ふと、見てみると、首がまたキーキーわめいていた。


「のんきに仲間に連絡か、小僧! 何人来ても同じことだぞ。いい加減、この手を離せ!」


 どうやら再生が始まっているようで、大分首が長くなって来ている。このままじゃ、名称を『首』から、『首から鎖骨』に変更する必要性が出てきそうだ。

 ……どおりでなんか重たいと思った。


「クククッ、もうすぐだ。

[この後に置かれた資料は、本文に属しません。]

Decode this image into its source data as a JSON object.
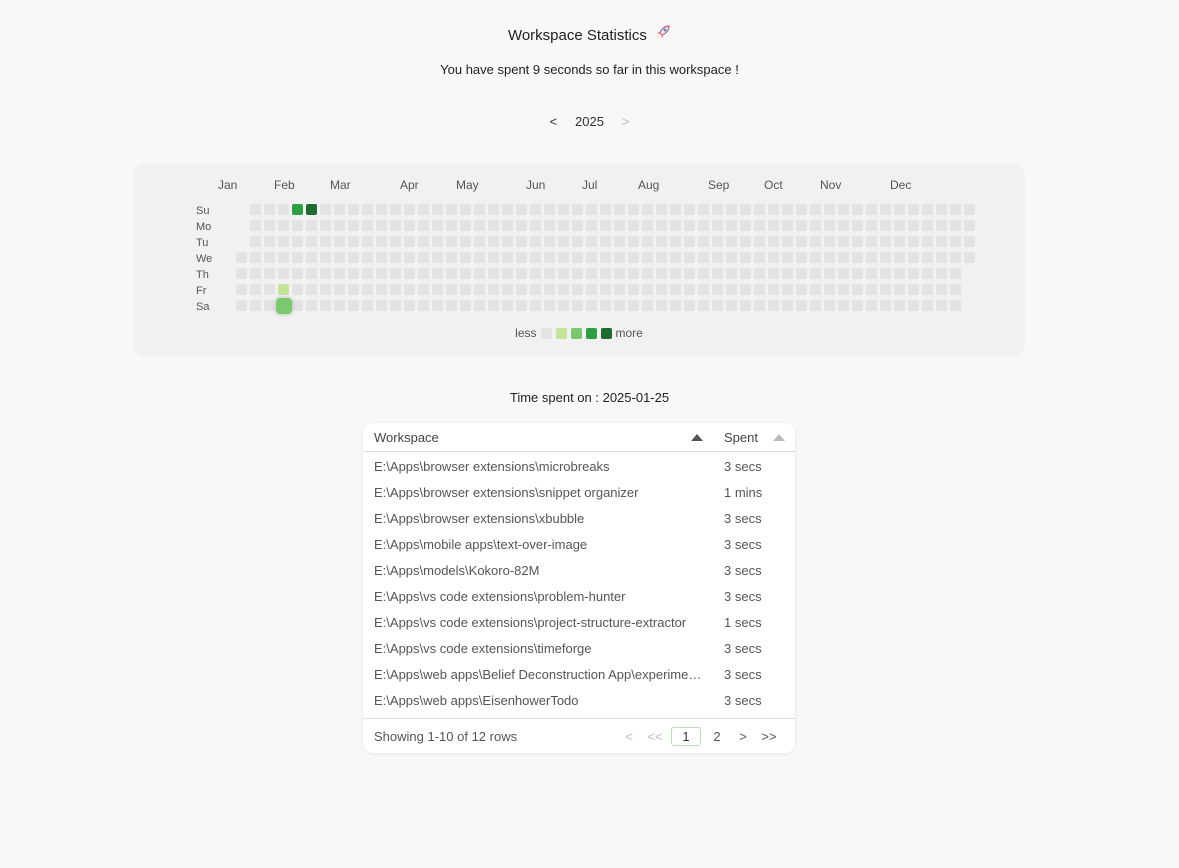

もうすぐキサマの命運も尽きっ」


 膝を曲げ、腕を振り上げ、一気に首をアスファルトに叩きつける。

 ぐひぇっ、と聞こえて静かになった。


「これで大丈夫」

「ぜんぜん大丈夫じゃないですよぉ! あんまり汚しちゃ駄目ですからねぇ!」


 なんか、電話の向こう側から怒られた。

 いや、そんな間延びした声で怒られても。


「でも、うるさいんだろ? 仕方ないじゃん」

「もお、他人事だと思って……汚いじゃないですかぁ」

「そう言われてもな」


 だいたい元から汚いと思うぞ、この『首から鎖骨』は。


「……これ、頭洗ってなさそうだしな」

「って、なに食欲失くすようなコトいってるんですかぁ!」

「いけね、言っちゃった」


 ま、見たらわかることだしな。

 それでも、ハミは「もお」と一見、いや一聞するとあんまり怖くない感じで怒る。


「そのまま大人しく持ってて下さいよぉ? 地面にたたきつけるなんてしないで」

「わかってるって……」


 って、おい。

 なんで俺がなにをしたのかわかるんだ?


 ……まさか俺が見えてるのか?


 そう思い、振り向く。

 バイクの音がどこからか聞こえてきた。

 遠くにライトをつけたバイクが走ってくるのが見える。


 だが、肉眼で確認できる距離じゃない。

 俺のように魔術で強化してたら別だが。


「……なぁ、お前、視力いくつ?」

「いいから、大人しく持ってて下さいねぇ?」


 ようやく俺は気付く、ああ見えてるんじゃないんだった。

 まぁ、ご愁傷様だな。


 携帯から聞こえる嬉しそうな声。


「そうじゃないとぉ、腕ごと食べちゃうかも知れないですからぁ」


 ハミは無邪気に宣告するだろう。

 それは死刑宣告と言うよりも、ちょっとした礼儀だ。


 その寸前で意識を取り戻した首が呟く。


「なんだアレは……アレは……」


 バイクから伸びる漆黒のモノ。

 獲物を求めて、迫り来る触手のように、漆黒は迫る。


 ……実際、あまり触手と変わらないだろう。


 彼女にとってはこれは処刑ではなく、日常。

 宣告の前に首に言っておく。


「……死ねたらよかったのに、な。自称不死」


 つまり、彼女の宣告は。


「いただきます」


 と、ただそれだけのことだった。